By DR. REBEKAH GEE | Louisiana Department of Health Secretary
Last fall, NOLA.com | The Times-Picayune's series “A Fragile State” placed a spotlight on one of our most vulnerable populations. Full of heartbreak and sometimes hope, these courageous stories reminded us of the tragic impact of mental illness on families and individuals in our state. Because May is National Mental Health Month, I turn to these stories once more as a call to awareness and action.
“A Fragile State” vividly portrayed the enduring impact of
years of financial cuts and psychiatric hospital closures that occurred under
the Jindal administration, actions that left thousands of people without some
vital services. Now, however, the ball is in our court, and Louisiana can and
must do better.
These individual stories are heartbreaking and the solutions
are complex. More inpatient beds are needed as well as adequate numbers of
doctors who can treat patients who have mental health and substance use
illnesses. True solutions start with addressing poverty, health disparities,
early childhood trauma and violence – issues beyond the walls of a doctor’s
office or hospital. The seeds of mental illness and addiction are sown in the
pain of trauma and neglect. Louisiana must also invest new funds and renewed
dedication to ensuring quality care options in the community – more crisis
services and greater access to these services – are available for people when
they need them most.
A lifetime of care
We need to demand care that occurs throughout the life course. This means a pregnant mom with mental illness is treated and there is help available as she parents her child. When and if a school-age child suffers from mental illness, she is diagnosed and treated instead of failing and dropping out.
It means that a family with a son in a sudden crisis is
treated for mental illness instead of ending up in the criminal justice system,
leaving a trail of pain in his wake. It means that individuals and families
always know who to call and what to expect when help is needed.
Care throughout a person’s life, with a strong focus on immediately helping those who are facing a crisis, is the mental health system Louisiana must commit to building. This system will require more providers, more resources and greater investments from our communities.
An ideal system includes easily accessible mental health
services in the community. Inpatient beds will be a component of this
continuum, but not its foundation. We must address crises via mobile crisis
response or specialized drop-in centers, for example, and the system should address
homelessness and lack of transportation that can get in the way of recovery.
The Louisiana Department of Health is focusing on four critical
areas: ensuring there is a full continuum of care, implementing effective
crisis services, improving the access to and quality of care, and making the
mental care system easier to navigate.
First and foremost, under Gov. John Bel Edwards’ leadership,
we led the charge for coverage under Medicaid expansion.
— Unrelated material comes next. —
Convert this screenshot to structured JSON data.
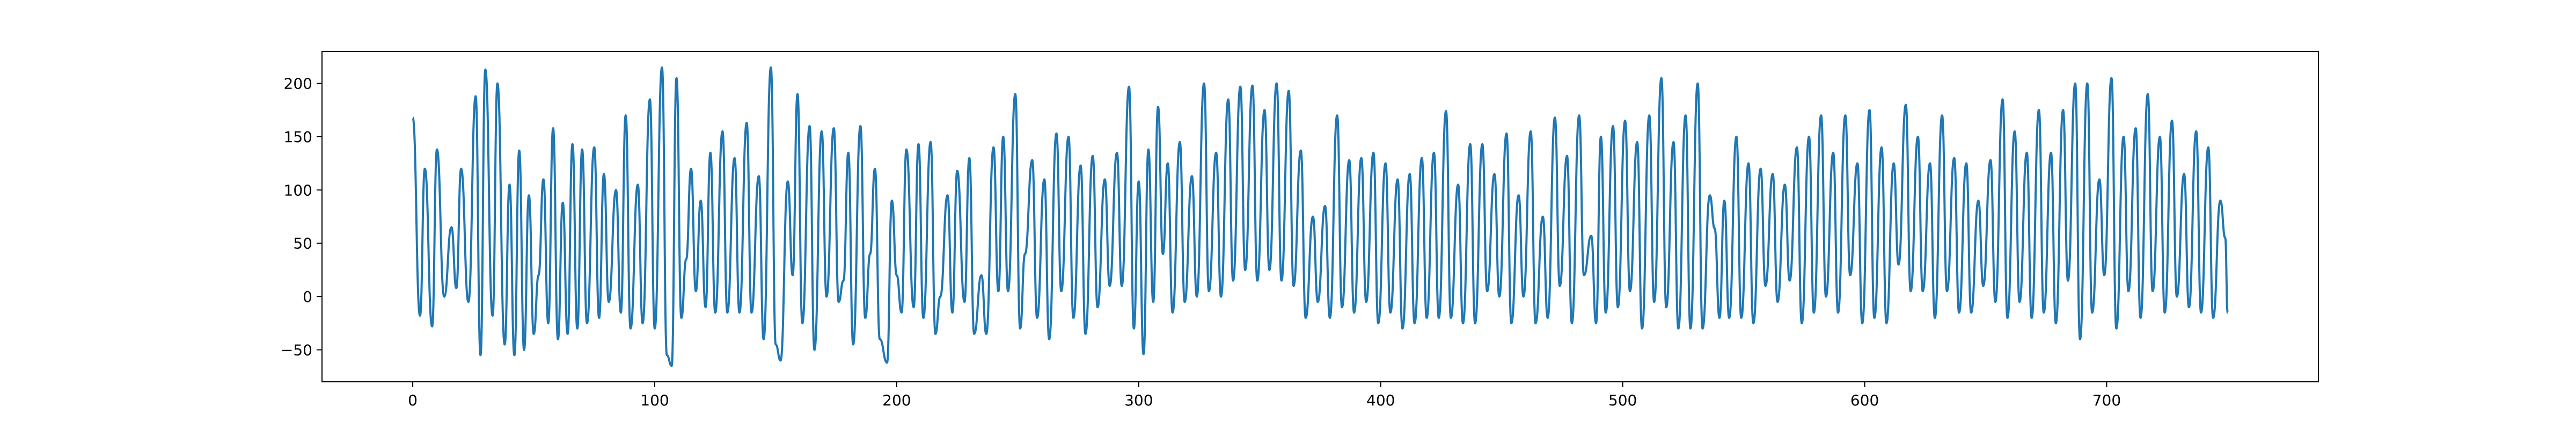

Prior to expansion,
most low-income adults in Louisiana had no health insurance and no access to treatment
for mental health. Rather than treating mental illness, it fell to the
correctional system to remove mentally ill individuals from society, rather
than treating people and preventing harm to others.
Since Medicaid expansion, more than 485,000 adults are now covered,
of whom more than 65,000 have received specialized outpatient mental health services
and more than 15,000 have received inpatient mental health care at a
psychiatric facility. Tens of thousands of people have received treatment for
addiction. We have sought and received millions of new federal dollars for
addiction treatment and are rebuilding our system of mental health care in partnership
with local human service districts that serve as the safety net for mental
health care.
The way forward
The journey for families with a loved one with mental
illness can be excruciating, even for our citizens with high incomes and the
means to pay for care. The Louisiana Department of Health is charged with
taking care of those in the shadows, individuals who are sometimes forgotten,
neglected, the most vulnerable and complex. We are failing in that charge.
“A Fragile State” is a raw and honest account of a system that needs
to change. That change will be led by the Department of Health, but it is bigger
than a single state agency. Change will come only when we work in tandem with
the community, with law enforcement, with the judicial system and any other
stakeholders in mental health.
We commit that as a Department we will continue to fight this battle on all available fronts — to rebuild and strengthen a system of care that too often fails those who are desperately in need of help. This will not be easy, but we commit to fight for the systems of care and the resources needed to win the struggle against mental illness and addiction so that people can thrive. Only then will our communities reach their full potential.